If you’ve ever worked on machine learning projects, you’ll know that training models is just one aspect of the process. Code setup, configuration management, and ensuring reproducibility can also take up a lot of time. I’m a big fan of PyTorch Lightning primarily because it hides most of the boilerplate code you usually need, making your code more modular and readable. It even allows you to train your models on multiple GPUs with ease. All of this comes with the minor trade-off of learning an intuitive API, which can be easily extended to tweak any low-level details for those rare cases where the standard API falls short.

However, despite finding PyTorch Lightning incredibly useful, there’s one aspect that has always bothered me: the configuration of the model and training hyperparameters in a flexible and reproducible manner. In my view, the best approach to address this is to use configuration files for the various modules involved. These files can be easily overridden at runtime using command-line arguments or environment variables. To achieve this, I developed my own packages, configfile and argParseFromDoc, which facilitates this process.

But now, there’s a tool within the Lightning suite that offers all these features in a seamlessly integrated package. Allow me to introduce you to LightningCLI. This tool streamlines the process of hyperparameter configuration, making it both flexible and reproducible. With LightningCLI, you get the best of both worlds: the power of PyTorch Lightning and a hassle-free setup.
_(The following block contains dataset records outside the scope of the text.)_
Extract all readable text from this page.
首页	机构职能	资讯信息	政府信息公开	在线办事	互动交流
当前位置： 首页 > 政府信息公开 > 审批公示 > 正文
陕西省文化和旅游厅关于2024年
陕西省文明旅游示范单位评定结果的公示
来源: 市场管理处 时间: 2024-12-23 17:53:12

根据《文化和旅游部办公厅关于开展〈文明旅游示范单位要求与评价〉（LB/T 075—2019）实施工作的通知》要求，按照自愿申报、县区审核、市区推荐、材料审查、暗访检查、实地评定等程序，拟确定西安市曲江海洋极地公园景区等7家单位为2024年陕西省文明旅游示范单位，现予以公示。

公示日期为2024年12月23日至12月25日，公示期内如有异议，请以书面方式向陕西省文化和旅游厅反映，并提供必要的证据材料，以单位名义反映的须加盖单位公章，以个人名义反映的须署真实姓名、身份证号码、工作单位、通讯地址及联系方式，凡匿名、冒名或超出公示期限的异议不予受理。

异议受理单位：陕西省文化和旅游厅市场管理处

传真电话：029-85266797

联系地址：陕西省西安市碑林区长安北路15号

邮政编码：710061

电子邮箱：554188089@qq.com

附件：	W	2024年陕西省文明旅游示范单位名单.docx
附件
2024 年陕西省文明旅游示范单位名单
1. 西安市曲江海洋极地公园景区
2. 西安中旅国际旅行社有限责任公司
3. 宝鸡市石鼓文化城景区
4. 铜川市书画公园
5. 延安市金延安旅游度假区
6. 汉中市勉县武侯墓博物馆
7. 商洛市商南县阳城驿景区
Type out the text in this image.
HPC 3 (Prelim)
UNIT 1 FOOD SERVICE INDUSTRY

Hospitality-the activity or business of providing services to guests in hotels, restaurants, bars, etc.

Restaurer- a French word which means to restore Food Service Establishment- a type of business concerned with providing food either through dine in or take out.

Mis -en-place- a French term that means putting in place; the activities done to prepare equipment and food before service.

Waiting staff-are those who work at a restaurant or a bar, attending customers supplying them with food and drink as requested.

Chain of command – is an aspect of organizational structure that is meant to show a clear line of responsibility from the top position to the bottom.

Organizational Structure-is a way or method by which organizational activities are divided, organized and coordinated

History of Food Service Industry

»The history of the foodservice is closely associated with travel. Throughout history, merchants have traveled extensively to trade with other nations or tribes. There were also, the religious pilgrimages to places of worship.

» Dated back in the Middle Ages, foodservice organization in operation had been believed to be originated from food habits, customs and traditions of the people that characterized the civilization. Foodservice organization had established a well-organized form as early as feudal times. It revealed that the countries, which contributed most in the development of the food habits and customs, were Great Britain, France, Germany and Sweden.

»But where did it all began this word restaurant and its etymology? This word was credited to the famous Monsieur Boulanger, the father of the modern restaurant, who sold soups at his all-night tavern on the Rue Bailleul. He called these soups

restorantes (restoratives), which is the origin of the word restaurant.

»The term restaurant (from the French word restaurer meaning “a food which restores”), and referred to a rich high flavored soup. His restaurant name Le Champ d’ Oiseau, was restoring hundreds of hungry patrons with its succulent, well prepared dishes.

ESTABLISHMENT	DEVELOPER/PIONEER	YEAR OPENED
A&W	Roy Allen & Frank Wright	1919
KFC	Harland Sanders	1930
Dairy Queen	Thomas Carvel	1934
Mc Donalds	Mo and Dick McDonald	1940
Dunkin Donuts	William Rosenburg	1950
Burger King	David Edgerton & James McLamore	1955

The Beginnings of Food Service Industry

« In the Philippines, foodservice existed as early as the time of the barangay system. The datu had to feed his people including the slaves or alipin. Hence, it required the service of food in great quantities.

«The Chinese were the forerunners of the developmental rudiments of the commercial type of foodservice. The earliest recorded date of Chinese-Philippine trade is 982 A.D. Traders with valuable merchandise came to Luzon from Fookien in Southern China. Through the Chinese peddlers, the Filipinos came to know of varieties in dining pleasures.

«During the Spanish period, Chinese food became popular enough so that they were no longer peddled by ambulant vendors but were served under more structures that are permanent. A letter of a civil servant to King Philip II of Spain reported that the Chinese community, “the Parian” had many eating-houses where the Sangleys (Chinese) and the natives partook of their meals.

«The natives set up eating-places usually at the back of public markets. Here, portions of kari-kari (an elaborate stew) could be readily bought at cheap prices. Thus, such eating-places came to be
The core idea here is to write a config file (or several) that contains the required parameters for the trainer, the model and the dataset. This is done as yaml files with the following structure.

trainer:
  logger: true
  ...
model:
  out_dim: 10
  learning_rate: 0.02
data:
  data_dir: ./
  image_size: 256
ckpt_path: null

Where the yaml fields should correspond to the parameters of the PytorchLightning Trainer, and your custom Model and Data classes, that inherit from LightningModule and LightningDataModule. So a full self-contained example could be

import lightning.pytorch as pl
from lightning.pytorch.cli import LightningCLI
class MyModel(pl.LightningModule):
    def __init__(self, out_dim: int, learning_rate: float):
        super().__init__()
        self.save_hyperparameters()
        self.out_dim = out_dim
        self.learning_rate = learning_rate
        self.model = create_my_model(out_dim)
    def training_step(self, batch, batch_idx):
        out = self.model(batch.x)
        loss = self.compute_loss(out, batch.y)
        return loss
class MyDataModule(pl.LightningDataModule):
    def __init__(self, data_dir: str, image_size: int):
        super().__init__()
        self.data_dir = data_dir
        self.image_size = image_size
    def train_dataloader(self):
        return create_dataloader(self.image_size, self.data_dir)

def main():
    cli = LightningCLI(model_class=MyModel, datamodule_class=MyDataModule)
if __name__ == "__main__":
    main()

That can be run easily as

python scrip.py --config config.yaml fit

What is even better is that you can split the configuration into several config files and that the configuration files can refer to Python classes to be instantiated, making this configuration system so flexible that you can literally configure everything you can imagine.

model:
  class_path: model.MyModel2
  init_args:
    learning_rate: 0.2
    loss:
      class_path: torch.nn.CrossEntropyLoss
      init_args:
        reduction: mean

In conclusion, LightningCLI brings the convenience of configuration management, command-line flexibility, and reproducibility to your PyTorch Lightning projects. With simple yet powerful features, it’s a tool that should be part of any machine learning engineer’s toolkit.